In the above embodiment, the rank of the shift amount is divided into five stages. However, when the stepping motor 11 having a large shift amount is used, the number of ranks may be increased and the correction amount may be increased. Further, as the correction amount, the correction is performed based on the electrical angle of 11.25 ° as a basic multiple. However, if a finer correction is required, the number of microstep in-phase divisions is increased and the number of steps is increased. do it.

[0041]

According to the present invention, for each stepping motor, a rank based on the electrical angle error between a plurality of phases is obtained in advance, and a storage means is provided in advance corresponding to the rank of the stepping motor to be controlled. It reads out the correction value which is stored in, so to adjust the correction value the phase of the correction to the phase excitation current switching timing of each phase, the micro step drive, albeit at a low cost compact, angular accuracy is since it became possible to apply the stepping motor inferior, it is possible to maintain low manufacturing cost, since not require much space, the stepping motor is Ru can miniaturize the entire apparatus to be used.

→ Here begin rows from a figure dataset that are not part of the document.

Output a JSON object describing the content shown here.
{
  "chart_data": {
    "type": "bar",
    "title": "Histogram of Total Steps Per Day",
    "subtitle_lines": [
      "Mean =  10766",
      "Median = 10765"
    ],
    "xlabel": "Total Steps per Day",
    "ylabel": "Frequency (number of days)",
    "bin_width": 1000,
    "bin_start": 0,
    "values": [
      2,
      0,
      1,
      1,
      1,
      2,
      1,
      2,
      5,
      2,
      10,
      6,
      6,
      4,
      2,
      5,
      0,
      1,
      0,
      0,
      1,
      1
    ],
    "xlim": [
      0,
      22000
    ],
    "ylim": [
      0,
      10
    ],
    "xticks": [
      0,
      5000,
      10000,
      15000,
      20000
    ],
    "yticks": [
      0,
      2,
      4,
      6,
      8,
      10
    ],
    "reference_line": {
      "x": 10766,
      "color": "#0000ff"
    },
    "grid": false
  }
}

[Brief description of the drawings]

FIG. 1 is a circuit diagram showing an embodiment of a stepping motor control device according to the present invention.

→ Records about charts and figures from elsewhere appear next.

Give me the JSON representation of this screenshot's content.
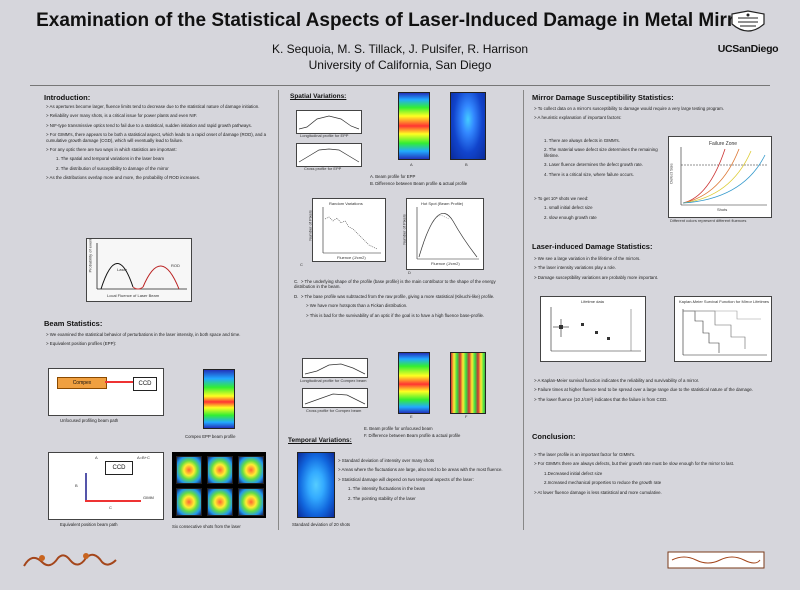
{
  "header": {
    "title": "Examination of the Statistical Aspects of Laser-Induced Damage in Metal Mirrors",
    "authors": "K. Sequoia, M. S. Tillack, J. Pulsifer, R. Harrison",
    "affiliation": "University of California, San Diego",
    "logo_text": "UCSanDiego"
  },
  "intro": {
    "heading": "Introduction:",
    "bullets": [
      "As apertures become larger, fluence limits tend to decrease due to the statistical nature of damage initiation.",
      "Reliability over many shots, is a critical issue for power plants and even NIF.",
      "NIF-type transmissive optics tend to fail due to a statistical, sudden initiation and rapid growth pathways.",
      "For GIMM's, there appears to be both a statistical aspect, which leads to a rapid onset of damage (ROD), and a cumulative growth damage (CGD), which will eventually lead to failure.",
      "For any optic there are two ways in which statistics are important:"
    ],
    "sub": [
      "1.   The spatial and temporal variations in the laser beam",
      "2.   The distribution of susceptibility to damage of the mirror"
    ],
    "last": "As the distributions overlap more and more, the probability of ROD increases.",
    "fig": {
      "ylabel": "Probability of event",
      "xlabel": "Local Fluence of Laser Beam",
      "left": "Laser",
      "right": "ROD"
    }
  },
  "beam": {
    "heading": "Beam Statistics:",
    "bullets": [
      "We examined the statistical behavior of perturbations in the laser intensity, in both space and time.",
      "Equivalent position profiles (EPP):"
    ],
    "fig1": {
      "compex": "Compex",
      "ccd": "CCD",
      "caption": "Unfocused profiling beam path",
      "beam_caption": "Compex EPP beam profile"
    },
    "fig2": {
      "ccd": "CCD",
      "a": "A",
      "b": "B",
      "c": "C",
      "ab": "A=B+C",
      "gimm": "GIMM",
      "caption": "Equivalent position beam path",
      "shots_caption": "Six consecutive shots from the laser"
    }
  },
  "spatial": {
    "heading": "Spatial Variations:",
    "plot1": "Longitudinal profile for EPP",
    "plot2": "Cross profile for EPP",
    "a": "A",
    "bb": "B",
    "cap_a": "A.  Beam profile for EPP",
    "cap_b": "B.  Difference between Beam profile & actual profile",
    "plotC_title": "Random Variations",
    "plotC_x": "Fluence (J/cm2)",
    "plotC_y": "Number of Pixels",
    "plotD_title": "Hot Spot (Beam Profile)",
    "plotD_x": "Fluence (J/cm2)",
    "plotD_y": "Number of Pixels",
    "c": "C",
    "d": "D",
    "cap_c": "The underlying shape of the profile (base profile) is the main contributor to the shape of the energy distribution in the beam.",
    "cap_d": "The base profile was subtracted from the raw profile, giving a more statistical (Kikuchi-like) profile.",
    "cap_d2": "We have more hotspots than a Fickan distribution.",
    "cap_d3": "This is bad for the survivability of an optic if the goal is to have a high fluence base-profile.",
    "plot3": "Longitudinal profile for Compex beam",
    "plot4": "Cross profile for Compex beam",
    "e": "E",
    "f": "F",
    "cap_e": "E.  Beam profile for unfocused beam",
    "cap_f": "F.  Difference between Beam profile & actual profile"
  },
  "temporal": {
    "heading": "Temporal Variations:",
    "bullets": [
      "Standard deviation of intensity over many shots",
      "Areas where the fluctuations are large, also tend to be areas with the most fluence.",
      "Statistical damage will depend on two temporal aspects of the laser:"
    ],
    "sub": [
      "1. The intensity fluctuations in the beam",
      "2. The pointing stability of the laser"
    ],
    "caption": "Standard deviation of 20 shots"
  },
  "mirror": {
    "heading": "Mirror Damage Susceptibility Statistics:",
    "bullets": [
      "To collect data on a mirror's susceptibility to damage would require a very large testing program.",
      "A heuristic explanation of important factors:"
    ],
    "sub": [
      "1.  There are always defects in GIMM's.",
      "2.  The material wave defect size determines the remaining lifetime.",
      "3.  Laser fluence determines the defect growth rate.",
      "4.  There is a critical size, where failure occurs."
    ],
    "last": "To get 10⁸ shots we need:",
    "sub2": [
      "1.  small initial defect size",
      "2.  slow enough growth rate"
    ],
    "fig": {
      "title": "Failure Zone",
      "ylabel": "Defect Size",
      "xlabel": "Shots",
      "caption": "Different colors represent different fluences"
    }
  },
  "lids": {
    "heading": "Laser-induced Damage Statistics:",
    "bullets": [
      "We see a large variation in the lifetime of the mirrors.",
      "The laser intensity variations play a role.",
      "Damage susceptibility variations are probably more important."
    ],
    "plot1_title": "Lifetime data",
    "plot2_title": "Kaplan-Meier Survival Function for Mirror Lifetimes",
    "after": [
      "A Kaplan-Meier survival function indicates the reliability and survivability of a mirror.",
      "Failure times at higher fluence tend to be spread over a large range due to the statistical nature of the damage.",
      "The lower fluence (10 J/cm²) indicates that the failure is from CGD."
    ]
  },
  "conclusion": {
    "heading": "Conclusion:",
    "bullets": [
      "The laser profile is an important factor for GIMM's.",
      "For GIMM's there are always defects, but their growth rate must be slow enough for the mirror to last."
    ],
    "sub": [
      "1.Decreased initial defect size",
      "2.Increased mechanical properties to reduce the growth rate"
    ],
    "last": "At lower fluence damage is less statistical and more cumulative."
  },
  "colors": {
    "background": "#d6d6dc",
    "heading": "#111111",
    "text": "#222222"
  }
}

FIG. 2 is a cross-sectional view illustrating a configuration example of an excitation coil of a stepping motor.

FIG. 3 is a waveform diagram showing a correction state in which a phase is changed in accordance with a normal rank of angular accuracy.

FIG. 4 is a waveform diagram showing a correction state in which a phase is changed corresponding to −1 rank of angle accuracy.

FIG. 5 is a waveform diagram showing a correction state in which a phase is changed corresponding to +1 rank of angle accuracy.

FIG. 6 is a waveform diagram showing a correction state in which a phase is changed corresponding to -2 ranks of angle accuracy.

FIG. 7 is a waveform diagram showing a correction state in which a phase is changed corresponding to +2 ranks of angle accuracy.

FIG. 8 shows the switching timing of the phase current by the conventional device,
It is a figure showing relation with generated torque.

[Explanation of symbols]

11 Stepping motors 11a, 11b Excitation windings 12, 14, 16, 23 Transistor array, enable gate, comparator and D / A converter which are the main components of micro-step control means 21 Storage means 22 Correction means

Claims (1)

(57) [Claims] 1. A stepping motor control device for sequentially switching each phase of a stepping motor having a plurality of excitation windings and supplying and driving an excitation current while maintaining a predetermined phase difference, wherein the excitation current for each phase is controlled by a predetermined value. Micro-step control means for changing the number of steps in a stepwise manner; and for each of a plurality of ranks set in advance in accordance with the electrical angle error between the plurality of phases of the stepping motor, the electric power corresponding to the electrical angle error A storage unit having an angle as a correction value; reading out a correction value corresponding to the rank of the stepping motor to be controlled from the storage unit; correcting the switching timing of each phase by the correction value; A stepping motor control device comprising: a correction unit that adjusts a phase of a current.